Le film est réalisé entièrement en animation traditionnelle sur celluloïds, sans recours à l’infographie alors en vogue[11],[22]. L’animation repose sur les mouvements de caméra mis en place par les animateurs. Parmi les effets les plus employés figurent le zoom, qui permet de mettre en lumière un aspect important d’une scène, le panoramique, fortement utilisé pour les scènes de vol car il permet de suivre un objet en mouvement et ainsi montrer une plus grande quantité d’informations en un seul plan, le fondu utile pour montrer les variations de météo ou de lumière, le match moving idéal pour dévoiler progressivement un lieu grâce à la caméra mobile, et enfin la superposition de deux scènes en une (par exemple via un reflet sur une vitre)[23]. De plus, le vol, central dans l’œuvre de Miyazaki et dans le film, permet de capter des points de vue et des perspectives originales[4].
L’animation des personnages vise à souligner leur état d’esprit. Par exemple, Kiki marche de façon joyeuse au début du film, puis plus timidement quand elle arrive dans sa nouvelle ville. Sa manière de voler évolue sur le même principe selon qu’elle maîtrise naturellement son balai au début, puis perd la faculté de voler et enfin réapprend maladroitement à la fin.
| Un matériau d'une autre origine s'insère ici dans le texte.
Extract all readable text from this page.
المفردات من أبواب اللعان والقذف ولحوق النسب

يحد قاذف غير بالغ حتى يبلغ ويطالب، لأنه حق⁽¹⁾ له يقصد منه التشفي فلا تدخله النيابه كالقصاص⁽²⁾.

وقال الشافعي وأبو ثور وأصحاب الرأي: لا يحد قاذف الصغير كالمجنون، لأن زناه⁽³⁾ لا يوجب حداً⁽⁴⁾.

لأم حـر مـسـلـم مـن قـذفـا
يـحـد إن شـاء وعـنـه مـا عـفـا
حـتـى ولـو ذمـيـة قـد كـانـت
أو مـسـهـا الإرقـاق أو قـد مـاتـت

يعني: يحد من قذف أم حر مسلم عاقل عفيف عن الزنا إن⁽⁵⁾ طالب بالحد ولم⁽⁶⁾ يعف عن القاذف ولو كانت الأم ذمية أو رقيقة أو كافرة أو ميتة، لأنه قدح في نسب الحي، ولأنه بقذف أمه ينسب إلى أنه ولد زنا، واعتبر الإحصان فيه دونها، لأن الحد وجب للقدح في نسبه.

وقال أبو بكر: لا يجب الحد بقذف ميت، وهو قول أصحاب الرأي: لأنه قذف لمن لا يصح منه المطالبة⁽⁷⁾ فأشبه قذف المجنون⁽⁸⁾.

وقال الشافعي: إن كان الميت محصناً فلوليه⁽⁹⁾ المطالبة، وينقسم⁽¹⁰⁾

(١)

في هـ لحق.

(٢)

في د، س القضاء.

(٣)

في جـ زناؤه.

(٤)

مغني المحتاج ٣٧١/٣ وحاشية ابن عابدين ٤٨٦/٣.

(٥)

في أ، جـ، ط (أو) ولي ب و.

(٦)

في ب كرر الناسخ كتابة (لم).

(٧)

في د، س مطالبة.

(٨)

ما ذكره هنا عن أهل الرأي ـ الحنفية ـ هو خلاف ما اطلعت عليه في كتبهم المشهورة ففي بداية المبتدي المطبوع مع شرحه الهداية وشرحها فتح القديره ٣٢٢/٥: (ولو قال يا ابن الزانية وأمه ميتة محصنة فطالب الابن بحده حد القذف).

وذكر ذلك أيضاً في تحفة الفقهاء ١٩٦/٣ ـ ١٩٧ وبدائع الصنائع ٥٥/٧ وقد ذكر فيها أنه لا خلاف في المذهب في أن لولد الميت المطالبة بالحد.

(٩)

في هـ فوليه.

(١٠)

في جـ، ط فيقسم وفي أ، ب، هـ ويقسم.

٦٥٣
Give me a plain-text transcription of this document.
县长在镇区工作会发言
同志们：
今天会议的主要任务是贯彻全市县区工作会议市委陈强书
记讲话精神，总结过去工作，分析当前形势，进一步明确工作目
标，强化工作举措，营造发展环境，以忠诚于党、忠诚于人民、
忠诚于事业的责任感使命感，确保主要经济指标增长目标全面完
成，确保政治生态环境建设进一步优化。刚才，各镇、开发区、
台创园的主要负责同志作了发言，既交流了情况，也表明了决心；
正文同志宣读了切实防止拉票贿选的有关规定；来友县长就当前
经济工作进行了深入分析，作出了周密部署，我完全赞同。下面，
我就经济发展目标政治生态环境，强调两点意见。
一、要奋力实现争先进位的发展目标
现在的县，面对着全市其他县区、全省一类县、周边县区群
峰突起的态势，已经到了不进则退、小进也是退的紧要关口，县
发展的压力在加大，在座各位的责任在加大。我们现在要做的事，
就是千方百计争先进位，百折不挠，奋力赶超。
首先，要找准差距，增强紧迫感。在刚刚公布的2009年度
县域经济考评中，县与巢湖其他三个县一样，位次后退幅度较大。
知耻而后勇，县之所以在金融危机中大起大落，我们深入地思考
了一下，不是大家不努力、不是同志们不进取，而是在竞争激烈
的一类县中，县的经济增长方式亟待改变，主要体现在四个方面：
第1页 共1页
Pour animer ces différents styles de vol, l’animation joue sur la flexibilité des membres de Kiki sur son balai pour montrer tension, élégance ou maladresse[23].
Le récit se déroule dans un monde inspiré d’une Europe romantique et idéalisée[20]. La ville de Koriko, où s’établit Kiki, est ainsi un mélange de villes méditerranéennes (Lisbonne, Naples), de villes du nord de l’Europe (Visby, Stockholm, Paris et Amsterdam), et enfin de San Francisco[4],[24],[25]. La Suède semble la principale source d’inspiration, Miyazaki y ayant séjourné en 1971 et s’y étant de nouveau rendu avec son équipe lors de la préparation du scénario[20],[4]. Outre la diversité des lieux d’inspiration, la ville présente une architecture mélangeant les époques, avec des bâtiments allant du XVIIIe siècle aux années 1960. Cet aspect est renforcé par les objets, le dirigeable rappelant plutôt les années 1930, les voitures les années 1940 et le vieux téléviseur en noir et blanc, les années 1950. Ce mélange des lieux et des époques contribue à créer une Europe idéalisée qui échappe aux exigences de réalisme[24]. Il en résulte des décors urbains volontairement détaillés et pittoresques qui reposent sur des couleurs vives et de nombreux reflets éblouissants. Le récit emprunte à l’imaginaire européen, notamment la représentation de la sorcière avec sa robe sombre, son chat noir et son balai magique[10].
La palette de couleurs au sein de Ghibli évolue d’un film à l’autre depuis les premières réalisations du studio jusqu’à Kiki la petite sorcière[26]. Dans ce dernier film, les tons dominants sont estivaux — le vert et le bleu —, tandis que les couleurs sombres n’interviennent que pour souligner un sentiment négatif ou la nuit[20]. La couleur suit aussi la préférence grandissante pour les tons plus réalistes et discrets au sein du studio, les couleurs primaires vives étant réservées aux détails[26].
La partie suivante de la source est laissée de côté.